2. Di antar Gaara

34 3 0
                                        

Happy reading guys, enjoy😅

Comment for typo

Vote untuk cerita🤘😆
.

.

.

~

Langit sore masih mendung ketika aku melangkah keluar dari gerbang kampus, memeluk erat map berisi tugas yang baru saja aku presentasikan. Angin membawa aroma tanah basah, sisa hujan siang tadi yang belum benar-benar kering.

Di kejauhan, aku melihat motor hitam yang familiar terparkir di pinggir jalan. Sosok yang duduk di atasnya—dengan hoodie abu dan tatapan kosong ke depan—tak lain dari Gaara.

Aku menarik napas panjang. Kenapa dia di sini?

Sambil menuruni anak tangga, aku berjalan mendekat dengan langkah pelan. Gaara menoleh saat mendengar langkah kakiku. "Udah selesai?" tanyanya singkat.

Aku mengangguk. "Tapi... kamu ngapain di sini?"

"Ngantar kamu pulang."

Aku mengerutkan kening. "Kamu tahu jam aku selesai?"

Gaara hanya mengangkat bahu. "Feeling aja. Tadi juga ngechat kamu, tapi centang satu."

Oh. Aku lupa, ponselku mati sejak siang.

Aku ragu sejenak. Tapi akhirnya naik juga ke boncengan motornya, pelan dan canggung. Bukan karena takut dibonceng cowok, tapi karena... ini Gaara. Mantan kakakku. Dan sekarang dia malah mengantar pulang, adik dari perempuan yang pernah dia cintai sepenuh hati.

Selama perjalanan, kami sama-sama diam. Hanya suara mesin motor dan desau angin yang menemani. Sesekali, dia menoleh ke spion, mungkin memastikan aku baik-baik saja. Tapi tidak berkata apa-apa.

Ada jeda aneh di antara kami. Jeda yang tidak asing, tapi juga tidak nyaman.

Sesampainya di pertigaan kecil menuju rumah, dia memperlambat motor. "Lewat sini kan?"

"Iya," jawabku pelan.

Dia tidak langsung belok. Malah mematikan mesin motor di tepi jalan. "Boleh ngobrol bentar?"

Aku menatapnya heran. Tapi mengangguk juga.

Kami duduk di bawah pohon kamboja tua, dekat gang kecil. Gaara membuka pembicaraan duluan.

"Kamu udah pernah ngomong ke Meila soal aku?"

Aku diam sebentar. "Pernah. Sekali."

"Terus?"

Aku menatap ujung sepatu. "Dia cuma bilang, jangan bahas kamu lagi."

Gaara mendesah. "Dia bener-bener benci aku, ya?"

Aku menoleh. "Enggak, Gaara. Aku rasa bukan benci... cuma... dia belum siap."

Gaara mengangguk pelan, matanya kosong menatap ujung jalan.

"Aku cuma pengen tahu dia baik-baik aja. Aku kayak orang asing sekarang."

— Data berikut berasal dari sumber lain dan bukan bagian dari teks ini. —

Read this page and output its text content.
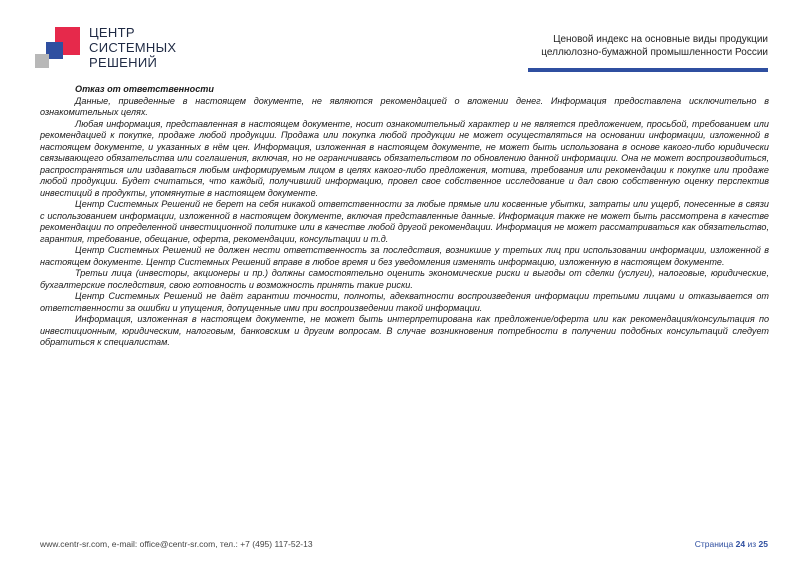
ЦЕНТР
СИСТЕМНЫХ
РЕШЕНИЙ
Ценовой индекс на основные виды продукции
целлюлозно-бумажной промышленности России
Отказ от ответственности

Данные, приведенные в настоящем документе, не являются рекомендацией о вложении денег. Информация предоставлена исключительно в ознакомительных целях.

Любая информация, представленная в настоящем документе, носит ознакомительный характер и не является предложением, просьбой, требованием или рекомендацией к покупке, продаже любой продукции. Продажа или покупка любой продукции не может осуществляться на основании информации, изложенной в настоящем документе, и указанных в нём цен. Информация, изложенная в настоящем документе, не может быть использована в основе какого-либо юридически связывающего обязательства или соглашения, включая, но не ограничиваясь обязательством по обновлению данной информации. Она не может воспроизводиться, распространяться или издаваться любым информируемым лицом в целях какого-либо предложения, мотива, требования или рекомендации к покупке или продаже любой продукции. Будет считаться, что каждый, получивший информацию, провел свое собственное исследование и дал свою собственную оценку перспектив инвестиций в продукты, упомянутые в настоящем документе.

Центр Системных Решений не берет на себя никакой ответственности за любые прямые или косвенные убытки, затраты или ущерб, понесенные в связи с использованием информации, изложенной в настоящем документе, включая представленные данные. Информация также не может быть рассмотрена в качестве рекомендации по определенной инвестиционной политике или в качестве любой другой рекомендации. Информация не может рассматриваться как обязательство, гарантия, требование, обещание, оферта, рекомендации, консультации и т.д.

Центр Системных Решений не должен нести ответственность за последствия, возникшие у третьих лиц при использовании информации, изложенной в настоящем документе. Центр Системных Решений вправе в любое время и без уведомления изменять информацию, изложенную в настоящем документе.

Третьи лица (инвесторы, акционеры и пр.) должны самостоятельно оценить экономические риски и выгоды от сделки (услуги), налоговые, юридические, бухгалтерские последствия, свою готовность и возможность принять такие риски.

Центр Системных Решений не даёт гарантии точности, полноты, адекватности воспроизведения информации третьими лицами и отказывается от ответственности за ошибки и упущения, допущенные ими при воспроизведении такой информации.

Информация, изложенная в настоящем документе, не может быть интерпретирована как предложение/оферта или как рекомендация/консультация по инвестиционным, юридическим, налоговым, банковским и другим вопросам. В случае возникновения потребности в получении подобных консультаций следует обратиться к специалистам.

www.centr-sr.com, e-mail: office@centr-sr.com, тел.: +7 (495) 117-52-13	Страница 24 из 25
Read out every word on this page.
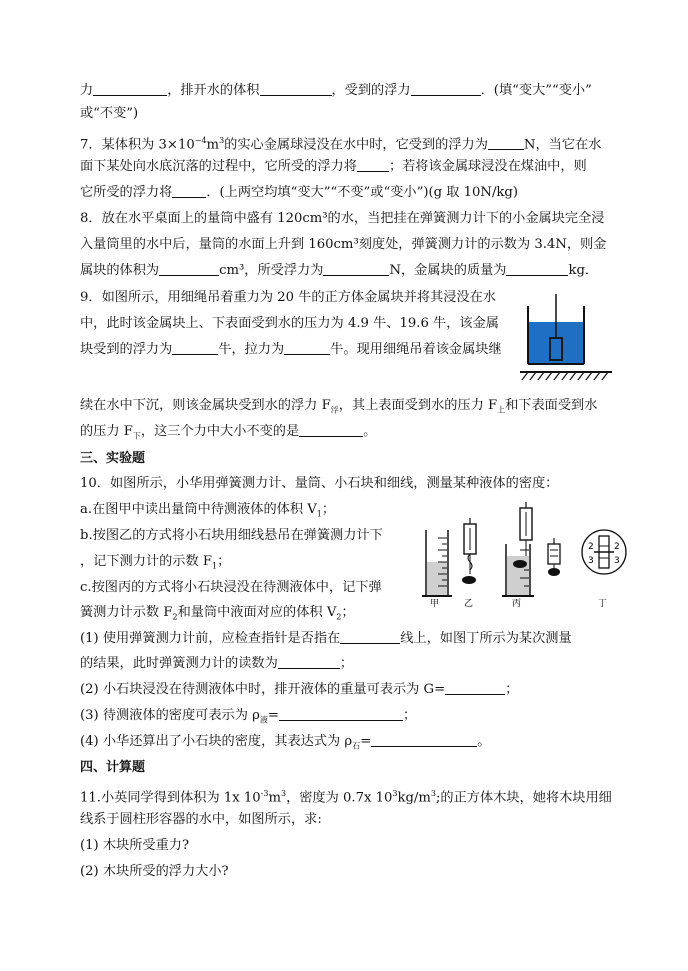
力	，排开水的体积	，受到的浮力	．(填“变大”“变小”
或“不变”)
7．某体积为 $3\times 10^{-4}m^3$的实心金属球浸没在水中时，它受到的浮力为	N，当它在水
面下某处向水底沉落的过程中，它所受的浮力将 ；若将该金属球浸没在煤油中，则
它所受的浮力将	．(上两空均填“变大”“不变”或“变小”)(g 取 10N/kg)
8．放在水平桌面上的量筒中盛有 120cm³的水，当把挂在弹簧测力计下的小金属块完全浸
入量筒里的水中后，量筒的水面上升到 160cm³刻度处，弹簧测力计的示数为 3.4N，则金
属块的体积为	cm³，所受浮力为	N，金属块的质量为	kg．
9．如图所示，用细绳吊着重力为 20 牛的正方体金属块并将其浸没在水
中，此时该金属块上、下表面受到水的压力为 4.9 牛、19.6 牛，该金属
块受到的浮力为	牛，拉力为	牛。现用细绳吊着该金属块继
续在水中下沉，则该金属块受到水的浮力 $F_浮$，其上表面受到水的压力 $F_上$和下表面受到水
的压力 $F_下$，这三个力中大小不变的是	。
三、实验题
10．如图所示，小华用弹簧测力计、量筒、小石块和细线，测量某种液体的密度：
a.在图甲中读出量筒中待测液体的体积 $V_1$；
b.按图乙的方式将小石块用细线悬吊在弹簧测力计下
，记下测力计的示数 $F_1$；
c.按图丙的方式将小石块浸没在待测液体中，记下弹
簧测力计示数 $F_2$和量筒中液面对应的体积 $V_2$；
2 2
3 3
甲	乙	丙	丁
(1) 使用弹簧测力计前，应检查指针是否指在	线上，如图丁所示为某次测量
的结果，此时弹簧测力计的读数为	；
(2) 小石块浸没在待测液体中时，排开液体的重量可表示为 G=	；
(3) 待测液体的密度可表示为 $\rho_液=$	；
(4) 小华还算出了小石块的密度，其表达式为 $\rho_石=$	。
四、计算题
11.小英同学得到体积为 1x $10^{-3}m^3$，密度为 0.7x $10^3kg/m^3$;的正方体木块，她将木块用细
线系于圆柱形容器的水中，如图所示，求:
(1) 木块所受重力?
(2) 木块所受的浮力大小?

Aku menghela napas, dimana coba mantan tapi nggak asing? gak habis pikir.

"Kenapa kamu nggak coba move on?" tanyaku pelan.

Dia tertawa kecil, pahit. "Gimana caranya ninggalin orang yang masih kamu doain tiap malam?"

Aku tercekat. Tak tahu harus berkata apa. Hati kecilku teriris—karena tahu, aku bukan siapa-siapa dalam kalimat itu.

"Makasih ya, Ana..." katanya tiba-tiba. "Kamu satu-satunya yang masih mau dengerin aku."